Sequence alignments of proteins are of key importance in understanding structural, evolutionary and functional relationships between proteins. Proteins descending from the same common ancestor and falling within the same superfamily can, however, be sequentially divergent thus rendering routine sequence alignment methods inappropriate. In such cases, structure-based sequence alignments of superfamily members serve as a guiding evolutionary model, which can be used for the identification of conserved residues or motifs, modelling of distant homologues, genome-wide sequence searches as well as genome-wide association studies leading to SNP identification and drug discovery (2,3).

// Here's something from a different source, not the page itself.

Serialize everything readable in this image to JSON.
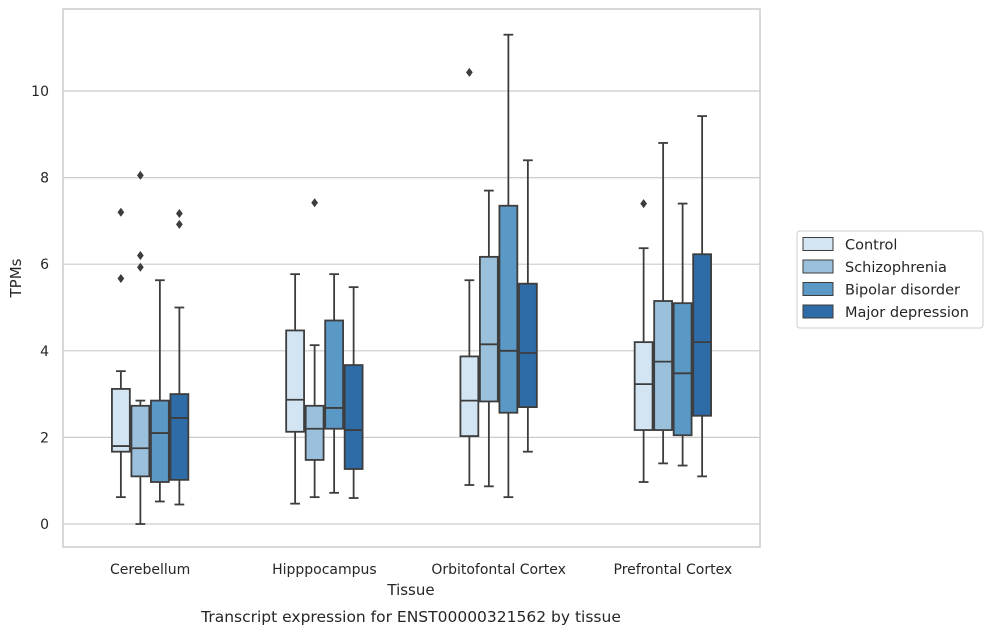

Protein Alignments organized as Structural Superfamilies or PASS2 is a database which provides such alignments for protein domain superfamilies and has been updated continuously since 2002 (2). Protein structural domains within a superfamily which have less than 40% sequence identity amongst themselves are recognised from SCOPe and considered for structure-based sequence alignment and subsequent annotation. The sequence identity filter aids to avoid redundancy and hence, computational time required for the rigorous alignment protocol (4). It also enables us to avoid alignments between closely related protein domains, which can be achieved by automatic multiple sequence alignment algorithms. The alignment produced for each superfamily is annotated and systematically included in the PASS2 database. In the present update, we have assembled structure-based sequence alignments of 2006 superfamilies with close to 14000 structures of protein domains. Features such as solvent accessibility, Hidden Markov Model or HMM profiles, absolutely conserved residues, etc. have also been provided alongside the alignments. While aiming at automation, we have modified the pipeline, where required. We also discuss how outliers and extreme outliers were handled, where alignment of all structural domains within a superfamily was difficult. A few case studies have been discussed for further exemplification. The current update, PASS2.6, is in accordance with SCOPe 2.06.